NEWS--For immediate release
Contact--Californians for Alternatives to Toxics
707-445-5100, firstname.lastname@example.org, www.alt2tox.org
July 10, 2010
Despite the successful campaign by residents of rural Humboldt County to convince PG&E to stop spraying herbicides around power poles, the giant utility still is drenching about a million of the poles with a variety of chemicals elsewhere in its service area.
According to information obtained by Californians for Alternatives to
Toxics (CATs) from PG&E officials, the electricity company sprays
herbicides to clear weeds and brush away for up to 40% of its 2.5 million
power poles. Its contractors also apply herbicides to clear high-voltage
transmission corridors and to treat stumps on residential properties within 87,000 miles of electrical lines.
Although property owners must give signed authorization in advance for herbicide application, residents throughout northern California have reported to CATs on numerous occasions that PG&E or its contractors have sprayed--unannounced--near homes, schools and water resources.
Most recently, a Freshwater resident told CATS of unauthorized
tree-cutting and stump-spraying by a PG&E contractor next to a spring on
her property that supplies drinking water to her home.
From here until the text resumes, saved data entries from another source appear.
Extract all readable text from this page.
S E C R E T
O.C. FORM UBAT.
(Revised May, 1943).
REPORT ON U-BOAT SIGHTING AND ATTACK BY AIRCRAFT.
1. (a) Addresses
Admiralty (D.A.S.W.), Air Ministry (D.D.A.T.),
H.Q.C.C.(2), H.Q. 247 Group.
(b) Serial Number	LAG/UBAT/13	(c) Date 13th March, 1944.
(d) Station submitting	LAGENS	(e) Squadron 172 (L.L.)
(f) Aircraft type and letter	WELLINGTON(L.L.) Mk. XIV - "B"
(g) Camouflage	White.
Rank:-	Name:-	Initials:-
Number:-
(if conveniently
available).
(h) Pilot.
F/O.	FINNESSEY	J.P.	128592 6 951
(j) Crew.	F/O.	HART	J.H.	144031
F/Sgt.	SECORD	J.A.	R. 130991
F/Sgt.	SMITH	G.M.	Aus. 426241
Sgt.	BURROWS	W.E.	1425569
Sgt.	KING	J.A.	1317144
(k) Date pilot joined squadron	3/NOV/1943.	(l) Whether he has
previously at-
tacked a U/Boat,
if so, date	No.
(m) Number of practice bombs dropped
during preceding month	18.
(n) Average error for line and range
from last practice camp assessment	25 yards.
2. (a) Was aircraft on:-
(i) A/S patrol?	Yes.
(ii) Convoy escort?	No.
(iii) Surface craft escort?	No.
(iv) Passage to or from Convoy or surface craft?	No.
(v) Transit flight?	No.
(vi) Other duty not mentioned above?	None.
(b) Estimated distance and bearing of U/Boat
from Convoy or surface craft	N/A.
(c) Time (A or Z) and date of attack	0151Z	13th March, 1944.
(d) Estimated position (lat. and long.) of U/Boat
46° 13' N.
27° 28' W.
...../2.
The herbicide was
Garlon 4, whose active ingredient, triclopyr, has toxic health and
environmental effects and can move through soil to contaminate ground and surface water.
CATs has complained that PG&E does not have a transparent means of informing the public about where it plans to spray or what it will use. It also apparently has no database of sensitive areas where it should avoid applying herbicides even when authorized by a landowner.
PG&E is required by state and federal regulators to keep vegetation away from poles and transmission lines to reduce the threat of fire from sparks. Herbicides are used to keep costs down, although other non-toxic means of vegetation control can achieve the purpose.